The following table summarizes the number of securities outstanding at each of the periods presented which were not included in the calculation of diluted net loss per share since their inclusion would be anti-dilutive (in thousands).

 

     March 31,
     2007    2006

Common stock options

   7,408    5,461

Common stock warrants

   1,442    4,116

Non-vested restricted common stock

   90    25

Stock-based Compensation

On January 1, 2006, the Company adopted SFAS No. 123 (revised 2004), Share-Based Payment: an amendment of FASB Statements No. 123 (“SFAS No. 123(R)”), which requires the measurement and recognition of compensation expense for all share-based payment awards made to employees and directors, including employee stock options, employee stock purchases related to the Amended and Restated 1998 Employee Stock Purchase Plan (the “ESPP”), restricted stock and other special equity awards based on estimated fair values. SFAS No. 123(R) supersedes the Company’s previous accounting under Accounting Principles Board Opinion No. 25, Accounting for Stock Issued to Employees (“APB No. 25”) for periods beginning in 2006. In March 2005, the SEC issued SAB No. 107, Share-Based Payment (“SAB No. 107”), relating to SFAS No. 123(R). The Company has applied the provisions of SAB No. 107 in its adoption of SFAS No. 123(R).

The Company adopted SFAS No. 123(R) using the modified prospective transition method, which requires the application of the accounting standard as of January 1, 2006. The Company’s consolidated financial statements as of and for the three months ended March 31, 2007 and 2006 reflect the impact of SFAS No. 123(R).
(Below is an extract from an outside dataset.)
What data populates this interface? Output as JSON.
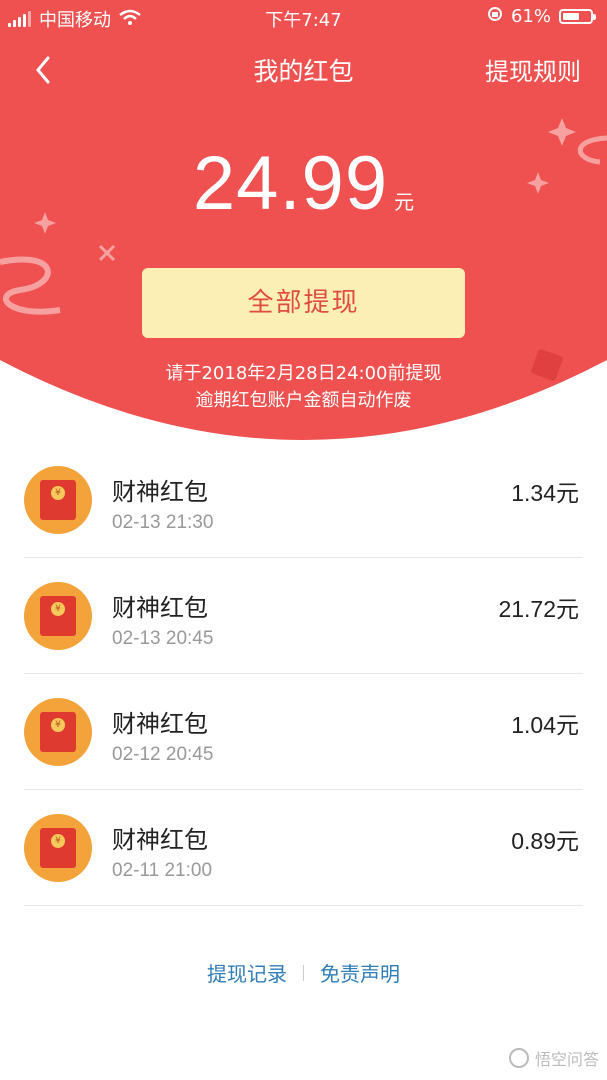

In accordance with the modified prospective transition method, the Company’s consolidated financial statements for prior periods have not been restated to reflect, and do not include, the impact of SFAS No. 123(R). Share-based compensation expense recognized under SFAS No. 123(R) for the three months ended March 31, 2007 and 2006 was $1.5 million, or $0.03 per share, and $865,000, or $0.02 per share, respectively, substantially all of which related to share-based compensation expense from the issuance of employee stock options. For further information, please see Note 3 to the unaudited consolidated financial statements.
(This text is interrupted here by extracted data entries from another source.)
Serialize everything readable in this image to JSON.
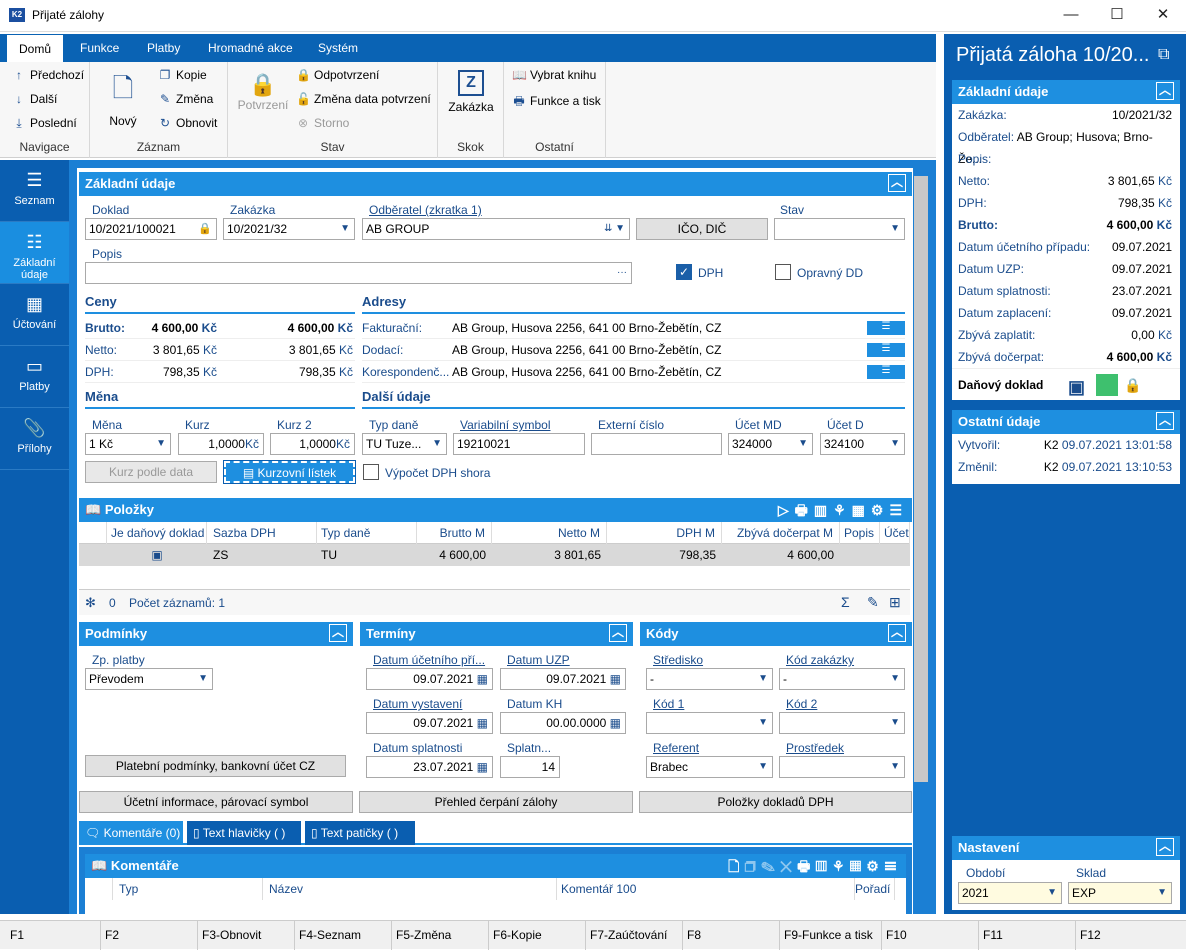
{
  "window": {
    "title": "Přijaté zálohy",
    "app_icon": "K2"
  },
  "ribbon": {
    "tabs": [
      "Domů",
      "Funkce",
      "Platby",
      "Hromadné akce",
      "Systém"
    ],
    "groups": {
      "navigace": {
        "label": "Navigace",
        "items": [
          "Předchozí",
          "Další",
          "Poslední"
        ]
      },
      "zaznam": {
        "label": "Záznam",
        "new": "Nový",
        "items": [
          "Kopie",
          "Změna",
          "Obnovit"
        ]
      },
      "stav": {
        "label": "Stav",
        "confirm": "Potvrzení",
        "items": [
          "Odpotvrzení",
          "Změna data potvrzení",
          "Storno"
        ]
      },
      "skok": {
        "label": "Skok",
        "big": "Zakázka"
      },
      "ostatni": {
        "label": "Ostatní",
        "items": [
          "Vybrat knihu",
          "Funkce a tisk"
        ]
      }
    }
  },
  "leftnav": [
    {
      "label": "Seznam",
      "icon": "list-icon"
    },
    {
      "label": "Základní údaje",
      "icon": "details-icon"
    },
    {
      "label": "Účtování",
      "icon": "calculator-icon"
    },
    {
      "label": "Platby",
      "icon": "box-icon"
    },
    {
      "label": "Přílohy",
      "icon": "paperclip-icon"
    }
  ],
  "basic": {
    "title": "Základní údaje",
    "doklad_label": "Doklad",
    "doklad": "10/2021/100021",
    "zakazka_label": "Zakázka",
    "zakazka": "10/2021/32",
    "odberatel_label": "Odběratel (zkratka 1)",
    "odberatel": "AB GROUP",
    "ico_button": "IČO, DIČ",
    "stav_label": "Stav",
    "stav": "",
    "popis_label": "Popis",
    "popis": "",
    "popis_more": "···",
    "dph_label": "DPH",
    "opravny_label": "Opravný DD"
  },
  "ceny": {
    "title": "Ceny",
    "rows": [
      {
        "label": "Brutto:",
        "v1": "4 600,00",
        "v2": "4 600,00",
        "bold": true
      },
      {
        "label": "Netto:",
        "v1": "3 801,65",
        "v2": "3 801,65",
        "bold": false
      },
      {
        "label": "DPH:",
        "v1": "798,35",
        "v2": "798,35",
        "bold": false
      }
    ],
    "currency": "Kč"
  },
  "adresy": {
    "title": "Adresy",
    "rows": [
      {
        "label": "Fakturační:",
        "value": "AB Group, Husova 2256, 641 00  Brno-Žebětín, CZ"
      },
      {
        "label": "Dodací:",
        "value": "AB Group, Husova 2256, 641 00  Brno-Žebětín, CZ"
      },
      {
        "label": "Korespondenč...",
        "value": "AB Group, Husova 2256, 641 00  Brno-Žebětín, CZ"
      }
    ]
  },
  "mena": {
    "title": "Měna",
    "mena_label": "Měna",
    "mena": "1 Kč",
    "kurz_label": "Kurz",
    "kurz": "1,0000",
    "kurz_unit": "Kč",
    "kurz2_label": "Kurz 2",
    "kurz2": "1,0000",
    "kurz2_unit": "Kč",
    "btn_kurz_data": "Kurz podle data",
    "btn_kurzovni": "Kurzovní lístek"
  },
  "dalsi": {
    "title": "Další údaje",
    "typ_dane_label": "Typ daně",
    "typ_dane": "TU  Tuze...",
    "vs_label": "Variabilní symbol",
    "vs": "19210021",
    "ext_label": "Externí číslo",
    "ext": "",
    "md_label": "Účet MD",
    "md": "324000",
    "d_label": "Účet D",
    "d": "324100",
    "vypocet_label": "Výpočet DPH shora"
  },
  "polozky": {
    "title": "Položky",
    "columns": [
      "Je daňový doklad",
      "Sazba DPH",
      "Typ daně",
      "Brutto M",
      "Netto M",
      "DPH M",
      "Zbývá dočerpat M",
      "Popis",
      "Účet"
    ],
    "rows": [
      {
        "sazba": "ZS",
        "typ": "TU",
        "brutto": "4 600,00",
        "netto": "3 801,65",
        "dph": "798,35",
        "zbyva": "4 600,00"
      }
    ],
    "footer_count": "0",
    "footer_label": "Počet záznamů: 1"
  },
  "podminky": {
    "title": "Podmínky",
    "zp_label": "Zp. platby",
    "zp": "Převodem",
    "btn": "Platební podmínky, bankovní účet CZ"
  },
  "terminy": {
    "title": "Termíny",
    "ucetni_label": "Datum účetního pří...",
    "ucetni": "09.07.2021",
    "uzp_label": "Datum UZP",
    "uzp": "09.07.2021",
    "vyst_label": "Datum vystavení",
    "vyst": "09.07.2021",
    "kh_label": "Datum KH",
    "kh": "00.00.0000",
    "splat_label": "Datum splatnosti",
    "splat": "23.07.2021",
    "splatn_label": "Splatn...",
    "splatn": "14"
  },
  "kody": {
    "title": "Kódy",
    "stredisko_label": "Středisko",
    "stredisko": "-",
    "kodzak_label": "Kód zakázky",
    "kodzak": "-",
    "kod1_label": "Kód 1",
    "kod1": "",
    "kod2_label": "Kód 2",
    "kod2": "",
    "referent_label": "Referent",
    "referent": "Brabec",
    "prostredek_label": "Prostředek",
    "prostredek": ""
  },
  "bottom_buttons": [
    "Účetní informace, párovací symbol",
    "Přehled čerpání zálohy",
    "Položky dokladů DPH"
  ],
  "bottom_tabs": [
    "Komentáře (0)",
    "Text hlavičky ( )",
    "Text patičky ( )"
  ],
  "komentare": {
    "title": "Komentáře",
    "columns": [
      "Typ",
      "Název",
      "Komentář 100",
      "Pořadí"
    ]
  },
  "right": {
    "title": "Přijatá záloha 10/20...",
    "basic_title": "Základní údaje",
    "rows": [
      {
        "label": "Zakázka:",
        "value": "10/2021/32"
      },
      {
        "label": "Odběratel:",
        "value": "AB Group; Husova; Brno-Že..."
      },
      {
        "label": "Popis:",
        "value": ""
      },
      {
        "label": "Netto:",
        "value": "3 801,65"
      },
      {
        "label": "DPH:",
        "value": "798,35"
      },
      {
        "label": "Brutto:",
        "value": "4 600,00"
      },
      {
        "label": "Datum účetního případu:",
        "value": "09.07.2021"
      },
      {
        "label": "Datum UZP:",
        "value": "09.07.2021"
      },
      {
        "label": "Datum splatnosti:",
        "value": "23.07.2021"
      },
      {
        "label": "Datum zaplacení:",
        "value": "09.07.2021"
      },
      {
        "label": "Zbývá zaplatit:",
        "value": "0,00"
      },
      {
        "label": "Zbývá dočerpat:",
        "value": "4 600,00"
      }
    ],
    "danovy": "Daňový doklad",
    "ostatni_title": "Ostatní údaje",
    "vytvoril_label": "Vytvořil:",
    "vytvoril_user": "K2",
    "vytvoril_date": "09.07.2021 13:01:58",
    "zmenil_label": "Změnil:",
    "zmenil_user": "K2",
    "zmenil_date": "09.07.2021 13:10:53",
    "nastaveni_title": "Nastavení",
    "obdobi_label": "Období",
    "obdobi": "2021",
    "sklad_label": "Sklad",
    "sklad": "EXP"
  },
  "statusbar": [
    "F1",
    "F2",
    "F3-Obnovit",
    "F4-Seznam",
    "F5-Změna",
    "F6-Kopie",
    "F7-Zaúčtování",
    "F8",
    "F9-Funkce a tisk",
    "F10",
    "F11",
    "F12"
  ],
  "colors": {
    "accent": "#1e8fe0",
    "nav": "#0a5eb0"
  }
}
SFAS No. 123(R) requires companies to estimate the fair value of share-based payment awards on the date of grant using an option-pricing model. The value of the portion of the award that is ultimately expected to vest is recognized as expense over the requisite service periods, or in accordance with estimated probabilities for achieving milestones for performance based awards, in the Company’s consolidated statement of operations. Prior to the adoption of SFAS No. 123(R), the Company accounted for share-based awards to employees and directors using the intrinsic value method in accordance with APB No. 25, as allowed under SFAS No. 123, Accounting for Stock-Based Compensation. Under the intrinsic value method, no share-based compensation expense was recognized in the Company’s consolidated statement of operations when the exercise price of the Company’s stock options granted to employees and directors equaled the fair market value of the underlying stock at the date of grant.
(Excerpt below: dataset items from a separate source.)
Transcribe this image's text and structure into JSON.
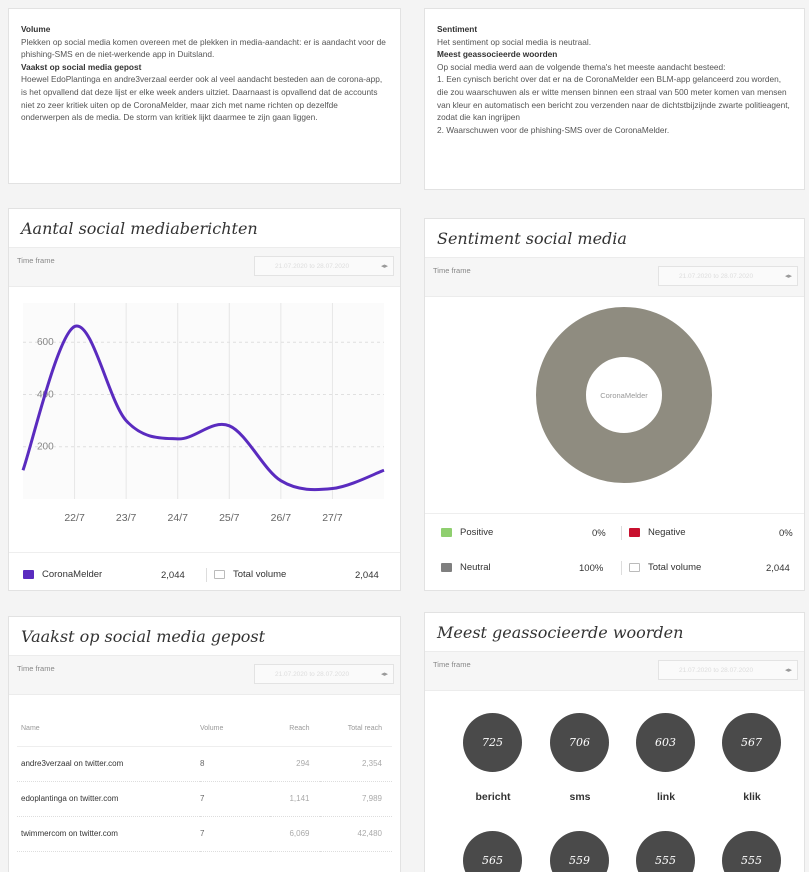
{
  "volume_card": {
    "volume_heading": "Volume",
    "volume_text": "Plekken op social media komen overeen met de plekken in media-aandacht: er is aandacht voor de phishing-SMS en de niet-werkende app in Duitsland.",
    "posted_heading": "Vaakst op social media gepost",
    "posted_text": "Hoewel EdoPlantinga en andre3verzaal eerder ook al veel aandacht besteden aan de corona-app, is het opvallend dat deze lijst er elke week anders uitziet. Daarnaast is opvallend dat de accounts niet zo zeer kritiek uiten op de CoronaMelder, maar zich met name richten op dezelfde onderwerpen als de media. De storm van kritiek lijkt daarmee te zijn gaan liggen."
  },
  "sentiment_card": {
    "sentiment_heading": "Sentiment",
    "sentiment_text": "Het sentiment op social media is neutraal.",
    "words_heading": "Meest geassocieerde woorden",
    "words_intro": "Op social media werd aan de volgende thema's het meeste aandacht besteed:",
    "item1": "1. Een cynisch bericht over dat er na de CoronaMelder een BLM-app gelanceerd zou worden, die zou waarschuwen als er witte mensen binnen een straal van 500 meter komen van mensen van kleur en automatisch een bericht zou verzenden naar de dichtstbijzijnde zwarte politieagent, zodat die kan ingrijpen",
    "item2": "2. Waarschuwen voor de phishing-SMS over de CoronaMelder."
  },
  "time_frame_label": "Time frame",
  "time_frame_value": "21.07.2020 to 28.07.2020",
  "messages_panel": {
    "title": "Aantal social mediaberichten",
    "legend_series": "CoronaMelder",
    "series_total": "2,044",
    "legend_total": "Total volume",
    "total_value": "2,044"
  },
  "sentiment_panel": {
    "title": "Sentiment social media",
    "donut_label": "CoronaMelder",
    "positive_label": "Positive",
    "positive_value": "0%",
    "negative_label": "Negative",
    "negative_value": "0%",
    "neutral_label": "Neutral",
    "neutral_value": "100%",
    "total_label": "Total volume",
    "total_value": "2,044"
  },
  "posted_panel": {
    "title": "Vaakst op social media gepost",
    "columns": [
      "Name",
      "Volume",
      "Reach",
      "Total reach"
    ],
    "rows": [
      {
        "name": "andre3verzaal on twitter.com",
        "volume": "8",
        "reach": "294",
        "total": "2,354"
      },
      {
        "name": "edoplantinga on twitter.com",
        "volume": "7",
        "reach": "1,141",
        "total": "7,989"
      },
      {
        "name": "twimmercom on twitter.com",
        "volume": "7",
        "reach": "6,069",
        "total": "42,480"
      }
    ]
  },
  "words_panel": {
    "title": "Meest geassocieerde woorden",
    "words": [
      {
        "count": "725",
        "word": "bericht"
      },
      {
        "count": "706",
        "word": "sms"
      },
      {
        "count": "603",
        "word": "link"
      },
      {
        "count": "567",
        "word": "klik"
      },
      {
        "count": "565",
        "word": ""
      },
      {
        "count": "559",
        "word": ""
      },
      {
        "count": "555",
        "word": ""
      },
      {
        "count": "555",
        "word": ""
      }
    ]
  },
  "colors": {
    "series_line": "#5a2bbf",
    "donut_neutral": "#8f8c80",
    "positive": "#8fcf6f",
    "negative": "#c8102e",
    "neutral": "#7f7f7f",
    "word_bubble": "#4a4a4a"
  },
  "chart_data": [
    {
      "type": "line",
      "x": [
        "21/7",
        "22/7",
        "23/7",
        "24/7",
        "25/7",
        "26/7",
        "27/7",
        "28/7"
      ],
      "xticks": [
        "22/7",
        "23/7",
        "24/7",
        "25/7",
        "26/7",
        "27/7"
      ],
      "yticks": [
        "200",
        "400",
        "600"
      ],
      "series": [
        {
          "name": "CoronaMelder",
          "values": [
            110,
            660,
            300,
            230,
            280,
            70,
            40,
            110
          ]
        }
      ],
      "ylim": [
        0,
        750
      ],
      "grid": true
    },
    {
      "type": "pie",
      "categories": [
        "Neutral",
        "Positive",
        "Negative"
      ],
      "values": [
        100,
        0,
        0
      ],
      "center_label": "CoronaMelder"
    }
  ]
}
Share-based compensation expense recognized during the period is based on the value of the portion of share-based payment awards that is ultimately expected to vest. Share-based compensation expense recognized in the Company’s consolidated statement of operations for the three months ended March 31, 2007 and 2006 included compensation expense for share-based payment awards granted prior to, but not yet vested as of December 31, 2005, based on the grant date fair value estimated in accordance with the provisions for estimating pro forma earnings under SFAS No. 123, and compensation expense for the share-based payment awards granted subsequent to December 31, 2005 based on the grant date fair value estimated in accordance with the provisions of SFAS No. 123(R). As share-based compensation expense recognized during the three months ended March 31, 2007 and 2006 is based on awards ultimately expected to vest, it has been reduced for estimated forfeitures. SFAS No. 123(R) requires forfeitures to be estimated at the time of grant and revised, if necessary, in subsequent periods if actual forfeitures differ from those estimates. For service-based option grants, the Company utilizes a straight-line method for the recognition of compensation expense associated with the employee and director options with graded vesting. For performance-based option grants, the Company estimates the probability and timing of the achievement of performance milestones in recognizing compensation expense.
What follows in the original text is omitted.